Some of these Eighties songs remain famous around the world. You hear them at weddings, parties, clubs, the karaoke bar. Others make people run and scream in terror. Many are songs you remember; some you desperately try to forget. But every one is a brilliant tune, and each one is part of the unsolvable Rubik’s Cube that is Hair Decade pop.
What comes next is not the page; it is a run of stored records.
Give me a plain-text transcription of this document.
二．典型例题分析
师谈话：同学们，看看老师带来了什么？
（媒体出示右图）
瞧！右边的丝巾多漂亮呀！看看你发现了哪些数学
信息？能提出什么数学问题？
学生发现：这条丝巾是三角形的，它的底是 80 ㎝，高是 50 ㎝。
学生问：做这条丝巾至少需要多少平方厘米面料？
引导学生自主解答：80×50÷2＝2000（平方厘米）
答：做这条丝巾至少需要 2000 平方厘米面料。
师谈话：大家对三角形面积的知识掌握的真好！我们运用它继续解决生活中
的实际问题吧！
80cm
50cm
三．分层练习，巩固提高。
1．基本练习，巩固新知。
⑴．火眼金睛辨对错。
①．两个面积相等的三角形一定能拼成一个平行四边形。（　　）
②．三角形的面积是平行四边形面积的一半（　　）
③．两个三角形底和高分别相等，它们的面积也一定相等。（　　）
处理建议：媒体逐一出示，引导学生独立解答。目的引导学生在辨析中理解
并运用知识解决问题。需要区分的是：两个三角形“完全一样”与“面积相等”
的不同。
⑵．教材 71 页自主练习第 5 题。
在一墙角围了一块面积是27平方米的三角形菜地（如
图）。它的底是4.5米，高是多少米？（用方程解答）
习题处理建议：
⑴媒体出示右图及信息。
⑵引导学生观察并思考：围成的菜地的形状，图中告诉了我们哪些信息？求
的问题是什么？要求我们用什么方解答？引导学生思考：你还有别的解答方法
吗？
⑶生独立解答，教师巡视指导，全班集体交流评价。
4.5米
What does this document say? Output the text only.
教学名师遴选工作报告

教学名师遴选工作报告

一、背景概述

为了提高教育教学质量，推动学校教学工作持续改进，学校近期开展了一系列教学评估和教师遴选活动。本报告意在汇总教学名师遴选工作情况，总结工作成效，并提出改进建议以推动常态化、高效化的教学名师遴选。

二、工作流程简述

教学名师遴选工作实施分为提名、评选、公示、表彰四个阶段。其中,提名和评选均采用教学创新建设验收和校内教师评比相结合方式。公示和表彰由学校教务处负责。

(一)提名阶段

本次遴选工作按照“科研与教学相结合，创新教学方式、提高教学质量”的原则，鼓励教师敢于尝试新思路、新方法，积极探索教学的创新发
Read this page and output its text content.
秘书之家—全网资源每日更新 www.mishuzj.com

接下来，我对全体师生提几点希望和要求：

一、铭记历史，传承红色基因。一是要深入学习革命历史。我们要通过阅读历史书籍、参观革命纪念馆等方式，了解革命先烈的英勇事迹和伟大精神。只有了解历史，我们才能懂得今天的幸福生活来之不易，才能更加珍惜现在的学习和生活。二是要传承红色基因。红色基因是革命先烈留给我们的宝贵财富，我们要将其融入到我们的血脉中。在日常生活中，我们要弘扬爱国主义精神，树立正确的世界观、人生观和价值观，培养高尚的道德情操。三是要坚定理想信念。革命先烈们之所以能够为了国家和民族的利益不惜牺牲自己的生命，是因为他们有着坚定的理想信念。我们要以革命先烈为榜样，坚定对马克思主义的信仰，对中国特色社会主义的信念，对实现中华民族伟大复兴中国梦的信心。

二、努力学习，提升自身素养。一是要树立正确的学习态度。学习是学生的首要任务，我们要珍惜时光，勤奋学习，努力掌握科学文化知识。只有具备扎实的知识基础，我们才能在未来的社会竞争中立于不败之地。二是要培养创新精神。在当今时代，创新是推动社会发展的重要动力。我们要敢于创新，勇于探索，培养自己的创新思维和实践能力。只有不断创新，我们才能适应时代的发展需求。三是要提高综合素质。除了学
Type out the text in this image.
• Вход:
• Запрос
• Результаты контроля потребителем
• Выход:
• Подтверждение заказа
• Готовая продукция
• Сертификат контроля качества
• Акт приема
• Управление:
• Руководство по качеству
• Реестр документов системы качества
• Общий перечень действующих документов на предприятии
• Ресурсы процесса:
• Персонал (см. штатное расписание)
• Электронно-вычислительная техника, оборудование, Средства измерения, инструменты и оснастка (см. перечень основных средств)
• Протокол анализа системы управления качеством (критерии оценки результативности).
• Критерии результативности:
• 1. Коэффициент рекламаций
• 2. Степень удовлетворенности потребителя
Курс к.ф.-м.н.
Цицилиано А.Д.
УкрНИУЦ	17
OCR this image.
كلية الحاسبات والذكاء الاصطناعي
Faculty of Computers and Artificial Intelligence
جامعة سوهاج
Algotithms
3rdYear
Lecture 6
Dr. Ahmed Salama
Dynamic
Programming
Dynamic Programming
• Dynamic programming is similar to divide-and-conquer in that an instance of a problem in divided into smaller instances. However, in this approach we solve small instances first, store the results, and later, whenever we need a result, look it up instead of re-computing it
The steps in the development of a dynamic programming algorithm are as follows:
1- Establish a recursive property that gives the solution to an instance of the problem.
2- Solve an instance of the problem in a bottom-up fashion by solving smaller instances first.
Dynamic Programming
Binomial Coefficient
So welcome to the Eighties. Put this mix tape in the boombox, pump up the volume, and hit play. Push it. Push it real good.

From Rolling Stone US

52

Rosanne Cash, ‘Seven Year Ache’

“Face down in a memory, but feelin’ alright”—you’ve probably had a few nights like that. Roseanne Cash claims her crown with a country-rock tale eviscerating a smooth-talking ladies’ man as he prowls all over L.A., ripping him to shreds. (“Heartaches are heroes when their pockets are full”—true that.) I will never understand why this song isn’t as famous as “You’re So Vain,” but it’s an absolute Casanova-killer, and the best L.A. singles-bar song of a very L.A. singles-bar era. What a chorus: “The boys say, ‘When is he gonna give us some room?’/The girls say, ‘God, I hope he comes back soon.’”

51

Eddy Grant, ‘Electric Avenue’

Eddy Grant wrote “Electric Avenue” after the 1981 Brixton riots, where African-Caribbean youth battled the police. But it became a global smash, a radical mix mashing up reggae, synth-pop, punk and funk, with a drum loop distorted to roar like a revving motorcycle. His voice hits home with a no-bullshit adult style of working-class anger, growling, “Can’t get food for the kid—good gaaaawd!”